Saldi menjelaskan bahwa di Undang-Undang Majelis Permusyawaratan Rakyat (MPR), Dewan Perwakilan Rakyat (DPR), DPR Daerah (DPRD), dan DPD (UU MD3) memang tidak menyebutkan secara eksplisit bahwa masa jabatan ketua DPD dan DPR adalah lima tahun. Namun, lazimnya, masa jabatan ketua lembaga perwakilan mengikuti periode pemilu, yakni lima tahun.

“Ini sebenarnya boleh, tetapi tidak lazim, karena biasanya masa jabatan ketua lembaga perwakilan mengikuti periode pemilu. Jadi, kalau (periode) pemilunya lima tahun, maka (periode) pimpinannya juga lima tahun,” jelas Saldi pada diskusi “Mengangkat Marwah DPD” di Slipi, Jakarta Barat (7/3).

Menurut Saldi, masa jabatan pimpinan DPD atau DPR semestinya ditentukan pada awal periode sebelum ditetapkannya pimpinan atau diberlakukan untuk periode selanjutnya. Hal ini bertujuan untuk menghindari konflik kepentingan di dalam tubuh lembaga.

“Kalau mereka tentukan dua setengah tahun untuk pimpinan yang saat ini sedang menjabat, lalu kemudian ada pertengkaran lagi sehingga mereka mengubah masa jabatan menjadi satu tahun, kan tidak boleh begitu,” tukas Saldi.

Saldi mencontohkan praktek parlemen di Filipina. Konstitusi di negara tersebut memperbolehkan anggota lembaga perwakilan untuk mengajukan kenaikan gaji melalui peraturan. Akan tetapi, konstitusi juga menyebutkan bahwa kenaikan gaji baru dapat diberlakukan pada periode selanjutnya.

“Jadi, anda boleh menikmati regulasi yang anda buat, tetapi setelah anda mendapatkan legitimasi lagi di pemilu selanjutnya.

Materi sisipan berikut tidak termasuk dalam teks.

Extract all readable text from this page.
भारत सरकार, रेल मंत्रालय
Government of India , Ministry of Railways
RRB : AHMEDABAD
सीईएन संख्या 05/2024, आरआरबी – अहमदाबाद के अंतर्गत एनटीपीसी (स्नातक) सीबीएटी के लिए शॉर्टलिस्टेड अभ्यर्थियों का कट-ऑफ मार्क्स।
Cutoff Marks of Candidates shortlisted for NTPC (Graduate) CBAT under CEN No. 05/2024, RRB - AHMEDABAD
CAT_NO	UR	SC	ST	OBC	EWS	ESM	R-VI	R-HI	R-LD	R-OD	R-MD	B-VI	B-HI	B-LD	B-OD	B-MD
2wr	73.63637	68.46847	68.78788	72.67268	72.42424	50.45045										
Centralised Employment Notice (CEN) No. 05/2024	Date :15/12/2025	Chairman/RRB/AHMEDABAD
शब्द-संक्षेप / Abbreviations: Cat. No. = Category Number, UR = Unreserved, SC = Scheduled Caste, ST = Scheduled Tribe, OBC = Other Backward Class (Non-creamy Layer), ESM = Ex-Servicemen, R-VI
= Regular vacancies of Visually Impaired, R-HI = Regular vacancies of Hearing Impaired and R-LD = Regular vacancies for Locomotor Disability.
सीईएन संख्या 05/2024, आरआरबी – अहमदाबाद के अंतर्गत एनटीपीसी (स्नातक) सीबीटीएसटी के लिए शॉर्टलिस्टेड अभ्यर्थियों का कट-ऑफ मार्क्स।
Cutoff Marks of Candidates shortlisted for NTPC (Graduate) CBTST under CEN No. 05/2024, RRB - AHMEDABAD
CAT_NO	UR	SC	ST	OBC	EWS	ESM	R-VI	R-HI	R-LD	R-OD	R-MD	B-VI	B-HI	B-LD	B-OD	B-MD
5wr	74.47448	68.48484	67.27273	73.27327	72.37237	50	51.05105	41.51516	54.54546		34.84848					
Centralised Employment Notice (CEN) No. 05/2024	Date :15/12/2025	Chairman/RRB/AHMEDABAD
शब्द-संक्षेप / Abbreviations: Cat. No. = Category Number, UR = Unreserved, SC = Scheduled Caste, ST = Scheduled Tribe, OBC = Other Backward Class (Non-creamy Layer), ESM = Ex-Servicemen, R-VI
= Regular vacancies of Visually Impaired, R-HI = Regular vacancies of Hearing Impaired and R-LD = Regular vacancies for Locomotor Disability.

Ini baru baik. Kalau tidak, orang akan leluasa membuat peraturan untuk kepentingan mereka sendiri,” tegas Saldi.

Saldi memperingati anggota DPD untuk memperbaiki citra dan kinerja DPD. DPD harus menghentikan potilisasi masa jabatan dan parpolisasi DPD. Anggota DPD tak boleh berafiliasi pada partai politik.

“Kalau kuasa politik makin dominan di DPD, DPD menjadi tidak relevan lagi. Dulu ada orang-orang yang mau membantu DPD untuk memperkuat wewenang, tetapi sekarang mereka menarik diri dan tidak mau terlibat banyak dengan DPD. Ini berbahaya untuk DPD,” tutup Saldi.